Firewood girl is an experience that portrays more explicitly the gripping poverty and hunger that people especially those in the lower class of the society experience. To some children in these families, three balanced square meals is a luxury that they simply dream about. They might have experienced it before maybe when their poor parents had a lucky break which could be as rare as a virgin in the maternity ward. More often, it is a far fetched desire that they might never experience unless they begin to steal.


These children become indoctrinated with the belief that they live in a harsh society where one can only make it through corrupt means. It breeds uneasiness about the sense of integrity of the coming generation. After all, they live in a society that celebrates mediocrity. Anyone clever enough to steal and get away with it is applauded as smart while the ones caught are seen as fools or just unfortunate. In such a permissive society, what chance do we have of raising an upright generation?


The tale “The firewood girl” further shows the degradation and loss of values that have become the order of the day through poverty. Despite Jemila’s (the major female character in the story) good intentions, the extenuating circumstances around her constantly wage war against her better self. It is galling to see her sucked into the baseness of her environment as the story unfolds. This took hold of her despite her valiant struggles to be a better person. She had withstood ostracism from her friends but she could not withstand the blinding hunger of two days as her parents could not put food on the table. What is the value of self respect in the face of a starvation that pricks like hundred needles at the stomach?
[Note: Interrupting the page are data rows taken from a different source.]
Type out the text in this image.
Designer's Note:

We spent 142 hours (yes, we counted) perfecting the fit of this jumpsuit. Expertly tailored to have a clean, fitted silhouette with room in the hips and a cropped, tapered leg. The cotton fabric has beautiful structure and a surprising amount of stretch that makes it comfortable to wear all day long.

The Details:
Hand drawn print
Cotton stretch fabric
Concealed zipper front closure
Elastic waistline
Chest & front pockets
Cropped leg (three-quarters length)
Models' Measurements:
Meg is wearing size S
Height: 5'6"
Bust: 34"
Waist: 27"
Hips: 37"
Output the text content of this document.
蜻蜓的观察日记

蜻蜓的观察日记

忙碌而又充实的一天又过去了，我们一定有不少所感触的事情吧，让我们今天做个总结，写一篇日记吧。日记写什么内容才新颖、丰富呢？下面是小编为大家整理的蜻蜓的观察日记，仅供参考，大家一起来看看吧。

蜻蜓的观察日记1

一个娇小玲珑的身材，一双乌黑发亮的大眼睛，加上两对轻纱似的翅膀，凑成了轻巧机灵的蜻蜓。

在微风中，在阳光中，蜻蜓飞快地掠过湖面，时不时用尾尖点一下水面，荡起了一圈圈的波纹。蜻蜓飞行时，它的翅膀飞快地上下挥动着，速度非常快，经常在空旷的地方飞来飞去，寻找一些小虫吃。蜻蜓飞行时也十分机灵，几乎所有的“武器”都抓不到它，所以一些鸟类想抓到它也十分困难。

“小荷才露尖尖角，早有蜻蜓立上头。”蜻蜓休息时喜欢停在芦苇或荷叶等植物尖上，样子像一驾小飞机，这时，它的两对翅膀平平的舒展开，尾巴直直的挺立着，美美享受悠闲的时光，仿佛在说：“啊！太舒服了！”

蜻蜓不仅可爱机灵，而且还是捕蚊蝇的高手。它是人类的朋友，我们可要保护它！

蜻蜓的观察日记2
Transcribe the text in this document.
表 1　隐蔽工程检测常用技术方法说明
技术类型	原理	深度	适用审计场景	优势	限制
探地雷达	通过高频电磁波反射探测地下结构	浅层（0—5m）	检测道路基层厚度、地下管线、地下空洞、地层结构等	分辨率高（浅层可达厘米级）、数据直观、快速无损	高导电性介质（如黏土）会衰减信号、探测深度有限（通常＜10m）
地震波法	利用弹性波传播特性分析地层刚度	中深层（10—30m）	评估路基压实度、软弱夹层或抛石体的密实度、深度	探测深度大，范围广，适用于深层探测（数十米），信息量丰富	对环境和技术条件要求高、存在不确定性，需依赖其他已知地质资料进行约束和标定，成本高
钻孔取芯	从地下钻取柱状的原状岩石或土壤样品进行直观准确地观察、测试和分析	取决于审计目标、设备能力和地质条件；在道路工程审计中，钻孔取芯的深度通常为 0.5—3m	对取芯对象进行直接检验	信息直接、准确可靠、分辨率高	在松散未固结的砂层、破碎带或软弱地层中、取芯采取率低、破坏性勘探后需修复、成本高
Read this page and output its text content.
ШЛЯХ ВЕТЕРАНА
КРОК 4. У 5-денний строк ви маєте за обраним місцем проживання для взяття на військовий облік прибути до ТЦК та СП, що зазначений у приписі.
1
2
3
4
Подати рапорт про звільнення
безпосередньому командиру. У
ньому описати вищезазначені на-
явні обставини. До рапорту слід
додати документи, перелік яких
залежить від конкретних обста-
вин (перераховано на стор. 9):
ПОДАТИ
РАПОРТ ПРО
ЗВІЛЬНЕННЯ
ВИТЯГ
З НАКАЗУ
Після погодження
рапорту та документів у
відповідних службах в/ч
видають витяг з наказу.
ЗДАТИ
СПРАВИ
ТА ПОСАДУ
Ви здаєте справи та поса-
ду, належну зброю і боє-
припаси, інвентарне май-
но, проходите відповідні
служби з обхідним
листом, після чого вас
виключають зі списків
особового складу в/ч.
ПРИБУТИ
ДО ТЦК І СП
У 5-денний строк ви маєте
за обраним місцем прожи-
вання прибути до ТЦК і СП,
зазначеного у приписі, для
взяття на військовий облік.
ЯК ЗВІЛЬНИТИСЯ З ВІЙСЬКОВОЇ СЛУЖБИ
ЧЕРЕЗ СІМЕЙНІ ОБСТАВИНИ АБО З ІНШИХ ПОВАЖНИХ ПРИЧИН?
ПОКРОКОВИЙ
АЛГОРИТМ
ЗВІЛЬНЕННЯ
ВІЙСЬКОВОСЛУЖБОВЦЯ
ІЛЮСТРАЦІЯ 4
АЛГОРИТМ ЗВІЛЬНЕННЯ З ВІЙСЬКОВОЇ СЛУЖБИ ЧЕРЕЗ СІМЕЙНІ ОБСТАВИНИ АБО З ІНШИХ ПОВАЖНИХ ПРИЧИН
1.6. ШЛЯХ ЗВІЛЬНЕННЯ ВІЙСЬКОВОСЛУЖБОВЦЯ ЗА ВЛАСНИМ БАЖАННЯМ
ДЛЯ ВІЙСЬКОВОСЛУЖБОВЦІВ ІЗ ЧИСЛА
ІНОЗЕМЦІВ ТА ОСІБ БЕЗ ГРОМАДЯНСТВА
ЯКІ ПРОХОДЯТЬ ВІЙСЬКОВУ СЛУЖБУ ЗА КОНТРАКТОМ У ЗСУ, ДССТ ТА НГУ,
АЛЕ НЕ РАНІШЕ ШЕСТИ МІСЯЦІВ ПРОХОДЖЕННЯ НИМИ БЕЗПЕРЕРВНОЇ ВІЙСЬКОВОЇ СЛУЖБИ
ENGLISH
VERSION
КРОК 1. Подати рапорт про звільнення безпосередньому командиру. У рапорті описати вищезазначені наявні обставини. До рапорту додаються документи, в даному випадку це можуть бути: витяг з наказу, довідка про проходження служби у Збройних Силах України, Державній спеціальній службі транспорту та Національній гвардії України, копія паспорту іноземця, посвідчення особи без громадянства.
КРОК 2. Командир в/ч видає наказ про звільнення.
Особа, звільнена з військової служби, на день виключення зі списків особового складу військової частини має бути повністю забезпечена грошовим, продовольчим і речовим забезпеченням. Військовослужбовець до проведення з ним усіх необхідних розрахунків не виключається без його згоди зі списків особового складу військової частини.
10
Poverty has made many people to their sense of self. We see characters in “American 419” and “Jerusalem sand” who are dubious and fraudulent, separating people from their hard-earned wealth. In almost all respects of our lives as Adetokunbo Abiola aptly depicted in his work, you discover dubious people that play fast ones on clueless others. It brought more forcibly home how low the society had sunk. 419, fraud, corruption has almost become an acceptable business.


All human beings are equal but some are more equal than others. While some people live in splendor and some in some measure of comfort, others live in dire circumstances. Living “in the creeks” is indeed harsh. Dwellers are confronted with both internal and external attacks. The rich oil firms have destroyed their habitat. The land and water are polluted. Fishes are dying; crops get spoiled through constant oil spills. The land is no longer fertile leading to poor yield.


Life is indeed bleak. And to compound the problems they are experiencing is an inter-tribal war. The people’s way of life is threatened. Nothing seems right. They are pelted with stones each angle they turn. Animals are dying by the dozens as they take the contaminated water thereby depleting the few livestock the people had.


People are also losing loved ones to gas flaring, contaminated food and uprising. In the story “in the creeks”, Abiola has aptly portrayed lie in the riverside area. One can easily see the despondency, loss, desolation, fear and helplessness as the people struggle against a might they could not get a hold on. And there seems to be no end in sight to the calamities bedeviling them.


It makes us to begin to understand the genesis of the Niger Delta militancy. It is not just militancy turned criminality, but it all began as the disruption of the people’s way of life, rage against perceived government’s insensitivity and neglect, fear as their situation worsened and the determination to right the wrong done to the people which was later hijacked by unscrupulous elements.


The book has well-written stories that are down to earth and touch upon the life of the people in the society we live in. It is relevant to the situation of things in Nigeria presently; the insecurity arising from militancy and religious intolerance, corruption and other vices. The author has delved much on the ills bedeviling the nation in a factual manner. Adetokunbo Abiola is a prolific writer who has several published works to his credit.